Frank Frost recently passed away, leaving behind a legacy of very fine recordings. His last, "The Jelly Roll Kings," recorded with long time soulmate Sam Carr, is right up there with the best of them. It's an album of down home Blues at its very best, brim full of passion and power.
Frank Frost and Sam Carr worked together for over 40 years, preferring to remain in the South, fitting gigs and recording sessions around their beloved fishing trips. Originally working in Frank Frost and the Nighthawks, they later became the Jelly Roll Kings with Big Jack Johnson on guitar.
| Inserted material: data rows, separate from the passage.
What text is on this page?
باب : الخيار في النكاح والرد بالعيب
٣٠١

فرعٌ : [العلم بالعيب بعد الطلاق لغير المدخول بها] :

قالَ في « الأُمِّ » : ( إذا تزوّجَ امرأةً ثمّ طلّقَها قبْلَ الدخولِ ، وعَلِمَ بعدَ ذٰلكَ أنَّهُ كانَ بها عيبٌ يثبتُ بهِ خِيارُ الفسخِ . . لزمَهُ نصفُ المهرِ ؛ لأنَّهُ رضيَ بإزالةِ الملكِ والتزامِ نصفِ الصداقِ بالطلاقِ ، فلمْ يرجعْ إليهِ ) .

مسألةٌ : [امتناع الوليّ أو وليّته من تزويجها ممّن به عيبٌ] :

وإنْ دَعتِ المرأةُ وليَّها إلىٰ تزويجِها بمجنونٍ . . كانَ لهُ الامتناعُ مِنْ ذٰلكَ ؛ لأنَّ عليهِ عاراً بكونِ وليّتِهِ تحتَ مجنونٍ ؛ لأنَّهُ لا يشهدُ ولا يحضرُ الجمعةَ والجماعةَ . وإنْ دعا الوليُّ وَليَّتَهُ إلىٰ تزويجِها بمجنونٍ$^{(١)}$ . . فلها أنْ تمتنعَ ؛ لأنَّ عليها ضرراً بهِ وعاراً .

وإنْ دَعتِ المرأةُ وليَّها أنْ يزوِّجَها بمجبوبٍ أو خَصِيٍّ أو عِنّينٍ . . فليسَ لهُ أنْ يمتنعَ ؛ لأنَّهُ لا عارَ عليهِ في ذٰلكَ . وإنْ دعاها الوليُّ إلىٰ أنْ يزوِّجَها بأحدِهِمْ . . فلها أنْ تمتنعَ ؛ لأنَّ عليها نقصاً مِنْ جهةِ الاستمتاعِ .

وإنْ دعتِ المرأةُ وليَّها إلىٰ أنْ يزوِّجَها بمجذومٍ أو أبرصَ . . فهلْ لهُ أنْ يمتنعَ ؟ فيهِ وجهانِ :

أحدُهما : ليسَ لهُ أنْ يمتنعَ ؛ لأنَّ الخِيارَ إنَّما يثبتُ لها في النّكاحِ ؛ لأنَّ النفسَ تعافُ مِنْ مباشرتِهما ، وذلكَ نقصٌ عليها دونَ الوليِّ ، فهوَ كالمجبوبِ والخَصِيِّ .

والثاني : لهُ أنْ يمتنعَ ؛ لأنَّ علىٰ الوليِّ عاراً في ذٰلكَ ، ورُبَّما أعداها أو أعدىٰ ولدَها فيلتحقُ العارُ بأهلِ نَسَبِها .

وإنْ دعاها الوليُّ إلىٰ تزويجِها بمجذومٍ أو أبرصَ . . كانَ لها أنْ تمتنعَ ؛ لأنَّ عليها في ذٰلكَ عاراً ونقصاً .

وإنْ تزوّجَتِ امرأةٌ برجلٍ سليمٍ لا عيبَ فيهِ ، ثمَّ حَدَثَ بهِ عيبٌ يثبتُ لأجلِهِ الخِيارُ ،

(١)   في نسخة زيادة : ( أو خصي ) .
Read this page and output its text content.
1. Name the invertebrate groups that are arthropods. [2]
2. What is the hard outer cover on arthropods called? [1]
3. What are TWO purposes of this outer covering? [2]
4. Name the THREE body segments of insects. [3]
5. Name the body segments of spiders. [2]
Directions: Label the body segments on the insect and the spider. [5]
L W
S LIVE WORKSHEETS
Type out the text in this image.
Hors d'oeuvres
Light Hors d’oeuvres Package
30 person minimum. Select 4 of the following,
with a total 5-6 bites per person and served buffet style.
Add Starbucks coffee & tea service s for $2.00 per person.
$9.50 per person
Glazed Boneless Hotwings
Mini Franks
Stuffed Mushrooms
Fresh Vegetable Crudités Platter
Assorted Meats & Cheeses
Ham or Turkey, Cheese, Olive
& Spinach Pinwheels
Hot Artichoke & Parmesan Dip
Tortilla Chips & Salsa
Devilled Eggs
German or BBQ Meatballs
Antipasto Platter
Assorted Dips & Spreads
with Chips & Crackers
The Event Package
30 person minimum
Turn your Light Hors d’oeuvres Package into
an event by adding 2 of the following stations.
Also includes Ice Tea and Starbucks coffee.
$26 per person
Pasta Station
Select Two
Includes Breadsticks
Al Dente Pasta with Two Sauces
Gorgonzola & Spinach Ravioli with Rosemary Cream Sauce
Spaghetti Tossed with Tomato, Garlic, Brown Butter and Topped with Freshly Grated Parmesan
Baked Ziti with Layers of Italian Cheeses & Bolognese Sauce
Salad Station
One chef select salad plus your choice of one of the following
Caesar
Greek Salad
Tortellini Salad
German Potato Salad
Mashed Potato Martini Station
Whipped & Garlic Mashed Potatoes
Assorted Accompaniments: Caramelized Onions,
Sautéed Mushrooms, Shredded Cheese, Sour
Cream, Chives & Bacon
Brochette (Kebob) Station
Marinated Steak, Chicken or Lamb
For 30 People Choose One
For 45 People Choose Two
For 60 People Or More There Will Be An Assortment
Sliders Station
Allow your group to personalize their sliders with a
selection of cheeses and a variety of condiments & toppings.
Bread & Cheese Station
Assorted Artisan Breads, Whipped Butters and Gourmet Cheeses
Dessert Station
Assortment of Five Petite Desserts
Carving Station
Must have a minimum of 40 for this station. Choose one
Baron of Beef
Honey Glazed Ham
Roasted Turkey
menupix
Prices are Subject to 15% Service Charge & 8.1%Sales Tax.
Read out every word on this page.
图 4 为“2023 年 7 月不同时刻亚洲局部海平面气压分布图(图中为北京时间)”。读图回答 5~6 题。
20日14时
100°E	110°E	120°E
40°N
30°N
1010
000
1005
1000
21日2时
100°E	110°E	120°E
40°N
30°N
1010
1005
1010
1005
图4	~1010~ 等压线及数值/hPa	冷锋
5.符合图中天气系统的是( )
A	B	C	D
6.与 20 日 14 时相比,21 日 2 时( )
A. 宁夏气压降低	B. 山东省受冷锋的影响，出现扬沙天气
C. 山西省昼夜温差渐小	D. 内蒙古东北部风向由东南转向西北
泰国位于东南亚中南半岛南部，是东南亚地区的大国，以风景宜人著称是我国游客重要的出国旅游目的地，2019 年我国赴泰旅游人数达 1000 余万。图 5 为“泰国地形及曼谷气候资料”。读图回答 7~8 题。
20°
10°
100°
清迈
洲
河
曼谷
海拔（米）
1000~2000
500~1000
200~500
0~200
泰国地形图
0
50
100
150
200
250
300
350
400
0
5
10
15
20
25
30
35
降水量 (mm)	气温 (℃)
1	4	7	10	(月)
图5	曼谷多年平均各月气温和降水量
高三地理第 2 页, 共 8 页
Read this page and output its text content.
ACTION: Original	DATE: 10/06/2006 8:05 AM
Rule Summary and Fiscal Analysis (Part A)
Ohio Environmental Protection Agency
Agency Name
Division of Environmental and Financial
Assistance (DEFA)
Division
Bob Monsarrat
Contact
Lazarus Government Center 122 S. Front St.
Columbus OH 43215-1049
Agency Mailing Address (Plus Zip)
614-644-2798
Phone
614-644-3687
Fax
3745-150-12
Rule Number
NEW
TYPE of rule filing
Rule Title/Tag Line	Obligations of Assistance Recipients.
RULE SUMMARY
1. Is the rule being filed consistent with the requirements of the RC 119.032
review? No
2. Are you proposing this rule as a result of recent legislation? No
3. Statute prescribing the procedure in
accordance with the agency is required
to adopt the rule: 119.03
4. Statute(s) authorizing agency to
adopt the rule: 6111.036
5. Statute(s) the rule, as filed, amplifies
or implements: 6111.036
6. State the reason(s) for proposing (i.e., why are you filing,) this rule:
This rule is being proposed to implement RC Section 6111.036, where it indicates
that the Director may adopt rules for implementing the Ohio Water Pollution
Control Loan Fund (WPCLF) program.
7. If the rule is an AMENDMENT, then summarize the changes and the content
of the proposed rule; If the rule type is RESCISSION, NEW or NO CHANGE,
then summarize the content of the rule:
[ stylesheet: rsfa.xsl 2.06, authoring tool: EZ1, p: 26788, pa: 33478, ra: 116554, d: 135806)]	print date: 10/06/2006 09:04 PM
After a misunderstanding Johnson moved on, but Frost and Carr stayed together, and here they are joined by producer Fred James on guitar and bass. It may be a bit of a departure from James' more usual Nashville Blues scene, but he does a perfect job, leaving the spotlight to the old timers, and only stepping in when invited by Frost.
The band come crashing in on the opener ("Let's Go Out Tonight"), and are in the groove from the very first note. They never lose it on a journey that runs right through to the closing instrumental "Done With Me," and the way is littered with highlights. Every track is impressive, but the simplicity of "Mess Around" is especially effective, and highlights the attraction of Frost and Carr. There's no frills, it's just straight ahead, no nonsense Blues played with real feeling.
Frost's harp playing is highly expressive and powerful. He attributed it to playing from the gut, rather than the chest. There's a raw edge to his style, making him sound a little like an unpolished version of Sonny Boy Williamson II, and all the better for it. Frost also wrote 11 of the 12 tracks here, and handles the singing in a very effective worldly-weary style. Carr wrote the other track ("Owl Headed Woman") which he also sing.
Carr, who is also fluent on guitar, bass and keyboards, is a drummer's drummer. He only took up drumming because he couldn't find a steady drummer for the band. Fortunately his father's protestations that "You'll never be able to play drums. Why, you couldn't even cool soup." turned out to be wide of the mark. Carr was the foundation of most things that he and Frost did, both on and off stage, even though he's ten years Frost's senior. There was a synergy between the two of them which is apparent on their recordings but was especially evident in their live performances.
"The Jelly Roll Kings" should be in everyone's collection, as a lasting tribute to the legend that was Frank Frost, if for no other reason. It stands on its own merits, too, as one of the finest examples of how powerful down home Blues can sound in the hands of experts. Essential listening.